You can compile Rust/C/etc executables to it, the stdlib might be different or nonexistant (unclear to me), WASM doesn't have a GC (yet) and you can get stacklike semantics, probably fewer security holes, the installer probably doesn't bundle other softfare.
But yes, technically speaking it's not that much different from JVM bytecode execution. Software is more consensus than breakthroughs though, so WASM might succeed where Java failed (well, kind of) because we're ready for it and the major players want it.
For people who like the idea, check Terrarium[1] from Fastly. They use Wasmer with Fastly services to have edge computing capabilities. Think AWS Lambda but in a CDN. It looks promising!
Surely they’re not using wasmer. They’re using cranelift with their own runtime, correct? This talk mentions a cranelift runtime fastly built in-house. https://youtu.be/FkM1L8-qcjU
Doesn't WASM interface with a JS/WASM VM, which is then responsible for interfacing with the OS? There are plenty of POSIX compatible VMs, including V8, the Chrome engine.
The "posix" needs to be on the other side.
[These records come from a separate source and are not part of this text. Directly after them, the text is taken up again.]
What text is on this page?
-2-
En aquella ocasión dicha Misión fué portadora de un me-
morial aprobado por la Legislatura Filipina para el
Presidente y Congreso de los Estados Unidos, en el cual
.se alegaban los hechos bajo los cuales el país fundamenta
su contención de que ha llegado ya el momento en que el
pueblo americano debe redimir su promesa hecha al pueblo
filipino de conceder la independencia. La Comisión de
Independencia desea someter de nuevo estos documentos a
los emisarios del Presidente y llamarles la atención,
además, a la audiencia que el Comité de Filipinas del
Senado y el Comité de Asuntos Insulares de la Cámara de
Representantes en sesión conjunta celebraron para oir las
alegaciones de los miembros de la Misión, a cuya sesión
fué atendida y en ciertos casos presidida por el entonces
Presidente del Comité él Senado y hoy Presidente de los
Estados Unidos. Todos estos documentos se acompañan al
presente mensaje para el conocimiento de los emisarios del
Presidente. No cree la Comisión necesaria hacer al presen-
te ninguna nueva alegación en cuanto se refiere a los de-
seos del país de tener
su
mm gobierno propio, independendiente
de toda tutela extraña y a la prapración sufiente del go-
Things like v8 use a posix interface for interacting with the OS. However they don't provide a posix interface the code which is running inside the VM.
I think what was needed was that someone implemented posix APIs inside webassembly, by delegating to the javascript APIs that e.g. node.js provides, or by building a native module that proxies those calls.
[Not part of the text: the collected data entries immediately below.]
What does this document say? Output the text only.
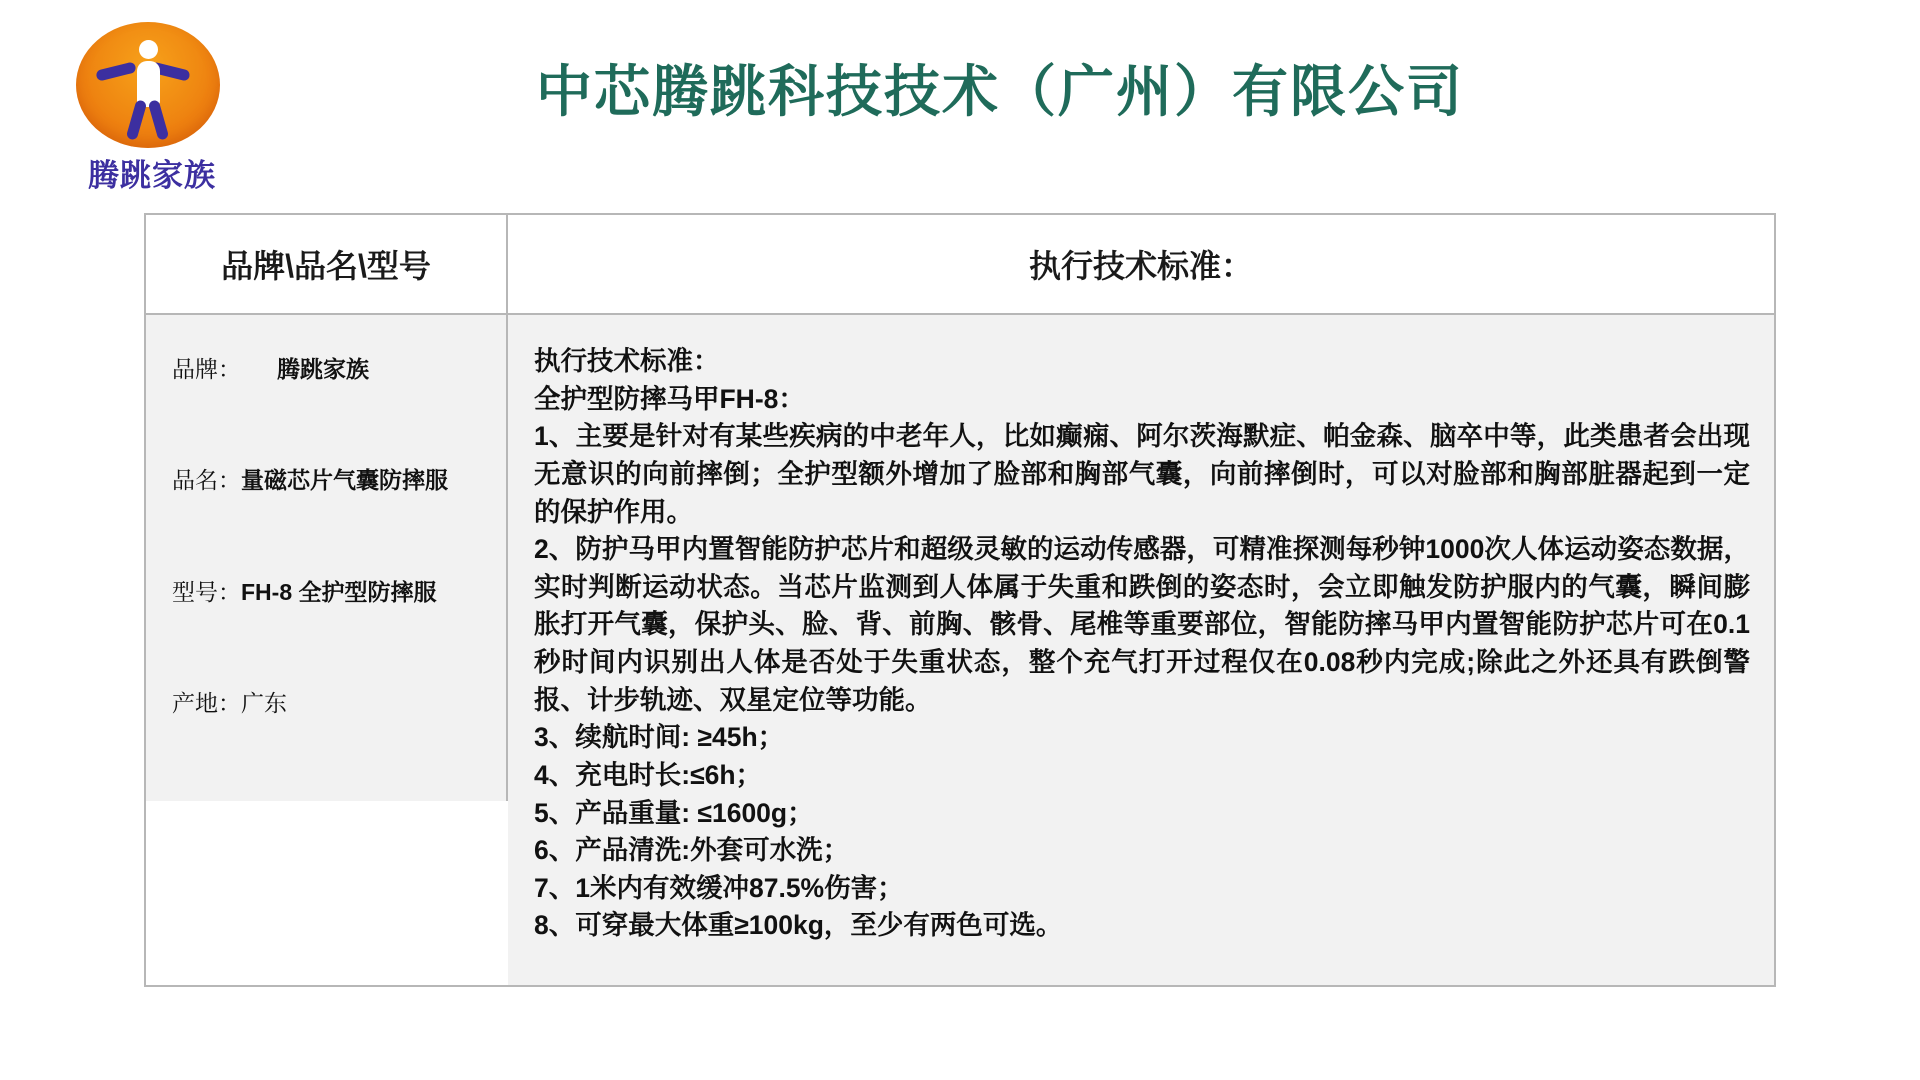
腾跳家族
中芯腾跳科技技术（广州）有限公司
品牌\品名\型号	执行技术标准：
品牌： 腾跳家族
品名：量磁芯片气囊防摔服
型号：FH-8 全护型防摔服
产地：广东
执行技术标准：
全护型防摔马甲FH-8：

1、主要是针对有某些疾病的中老年人，比如癫痫、阿尔茨海默症、帕金森、脑卒中等，此类患者会出现无意识的向前摔倒；全护型额外增加了脸部和胸部气囊，向前摔倒时，可以对脸部和胸部脏器起到一定的保护作用。

2、防护马甲内置智能防护芯片和超级灵敏的运动传感器，可精准探测每秒钟1000次人体运动姿态数据，实时判断运动状态。当芯片监测到人体属于失重和跌倒的姿态时，会立即触发防护服内的气囊，瞬间膨胀打开气囊，保护头、脸、背、前胸、骸骨、尾椎等重要部位，智能防摔马甲内置智能防护芯片可在0.1秒时间内识别出人体是否处于失重状态，整个充气打开过程仅在0.08秒内完成;除此之外还具有跌倒警报、计步轨迹、双星定位等功能。

3、续航时间: ≥45h；

4、充电时长:≤6h；

5、产品重量: ≤1600g；

6、产品清洗:外套可水洗；

7、1米内有效缓冲87.5%伤害；

8、可穿最大体重≥100kg，至少有两色可选。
They both should have very similar numbers in performance.
Right now there is a bit of slowdown at startup time because of function compilation, but we are planning to improve this quite soon!
We first wanted to focus on running Emscripten-generated WebAssembly files, so we are wrapping the syscalls that Emscripten is using with the real syscalls under the hood.
I'm not very well informed but I assume that you just call functions which are implemented by the VM, in the same manner you do filesystem operations in nodejs.